- 02 marzo 2012, 08:19

DeBenedetti a Servizio Pubblico: non si può imporre alla gente una cosa che respinge perchè non ne ha nessun vantaggio

L'affermazione fatta sulla questione No-Tav, ma direbbe la stessa cosa per la questione Tirreno Power?

In un'intervista a Servizio Pubblico in merito alla questione No-TAV, Carlo De Benedetti, in qualità di Presidente del Gruppo Editoriale l'Espresso, sostiene:

- "Fondamentalmente ho fiducia nella gente"

- "Non si può imporre una cosa ad una comunità che la respinge, perchè non ne trae alcun vantaggio".

Se non sapessimo che a pronunciare queste parole sia stato proprio DeBenedetti, si potrebbe pensare addirittura che sia un discorso fatto da un appartenente al movimento NO-TAV.

Affermazione assolutamente condivisibile, visto che il progresso verte proprio sul dualismo tra costi vs benefici sociali (intendendo per sociali la collettività nel suo complesso, e non solo una parte di essa).

Quando i costi sociali sono in una percentuale sensibilmente minore rispetto ai benefici (occupazione, riqualificazione urbana, miglioramento della qualità della vita etc...), e vengono calcolati non solo su un singolo fattore ma nel complesso del contesto produttivo di un'intera area, allora il progresso è accettabile.

Al contrario, quando i costi (impatto ambientale, impatto sulla salute, investimenti pubblici elevati etc.) superano i benefici allora non va accettato, poichè non si tratta di "progresso", ma di "regresso".

Ora, De Benedetti fa quest'affermazione, come detto, in qualità di Presidente del Gruppo Editoriale l'Espresso.

Ma se gli fosse posta la stessa domanda come manager di Sorgenia, in merito all'opposizione della cittadinanza nei confronti dell'ampliamento della centrale Tirreno Power, nel cui progetto ha interessi economici diretti?

Beh, paradossalmente, a memoria di quello che ha Espresso (mi si perdoni il gioco di parole) nell'intervista a Servizio Pubblico, potrebbe anche essere.
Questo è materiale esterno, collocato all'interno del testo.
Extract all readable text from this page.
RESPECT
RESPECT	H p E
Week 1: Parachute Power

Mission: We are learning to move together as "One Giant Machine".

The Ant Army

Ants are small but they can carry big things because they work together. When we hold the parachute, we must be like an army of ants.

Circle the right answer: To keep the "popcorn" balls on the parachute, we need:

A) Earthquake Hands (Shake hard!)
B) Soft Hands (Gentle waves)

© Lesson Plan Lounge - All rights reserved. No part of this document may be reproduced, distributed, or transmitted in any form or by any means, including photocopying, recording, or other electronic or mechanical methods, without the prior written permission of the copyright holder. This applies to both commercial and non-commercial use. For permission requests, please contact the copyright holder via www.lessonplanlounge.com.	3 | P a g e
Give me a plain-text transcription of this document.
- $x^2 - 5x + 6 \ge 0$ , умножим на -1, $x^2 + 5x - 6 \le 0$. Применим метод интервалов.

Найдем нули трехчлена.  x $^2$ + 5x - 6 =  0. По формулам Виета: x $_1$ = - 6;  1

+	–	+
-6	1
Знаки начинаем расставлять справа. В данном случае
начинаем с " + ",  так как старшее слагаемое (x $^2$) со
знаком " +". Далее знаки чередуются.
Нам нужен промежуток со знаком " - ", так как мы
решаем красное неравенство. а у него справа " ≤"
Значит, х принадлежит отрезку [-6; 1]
E per un motivo molto semplice: ci sono diversi modi di imporre.

In Val di Susa l'imposizione di un progetto inutuile, dannoso, costoso e non voluto, è operata attraverso la violenza, ed in maniera plateale. Tutti sanno che in Val di Susa, a fronte delle prime manifestazioni (assolutamente pacifiche) degli abitanti e dei movimenti locali, lo stato ha risposto con l'uso della violenza indiscriminata da parte delle forze dell'ordine e con la blindatura del cantiere. Un atto fascista e criminale.

A savona invece la strategia è ben diversa. L'alternativa alla violenza fisica è quella morale: il ricatto occupazionale. Di fronte alla perdita di posti di lavoro e quindi alla minaccia di una situazione disperata per le famiglie coinvolte dalla chiusura degli stabilimenti, si finge che un progetto, i cui costi sono chiaramente superiori ai benefici, possa essere una "soluzione parziale" al problema disoccupazione.

Uno stratagemma molto più fine, ma identico a quello della Val di Susa: lo strumento è sempre la paura (lassù di rimanerci secchi per qualche manganellata in testa, qui di non sfamare le proprie famiglie).

L''unica differenza è che se in Val di Susa, ad operare violenza fisica, ci sono Polizia e Carabinieri, mentre qui, ad operare violenza psicologica, ci sono i Sindacati Confederali.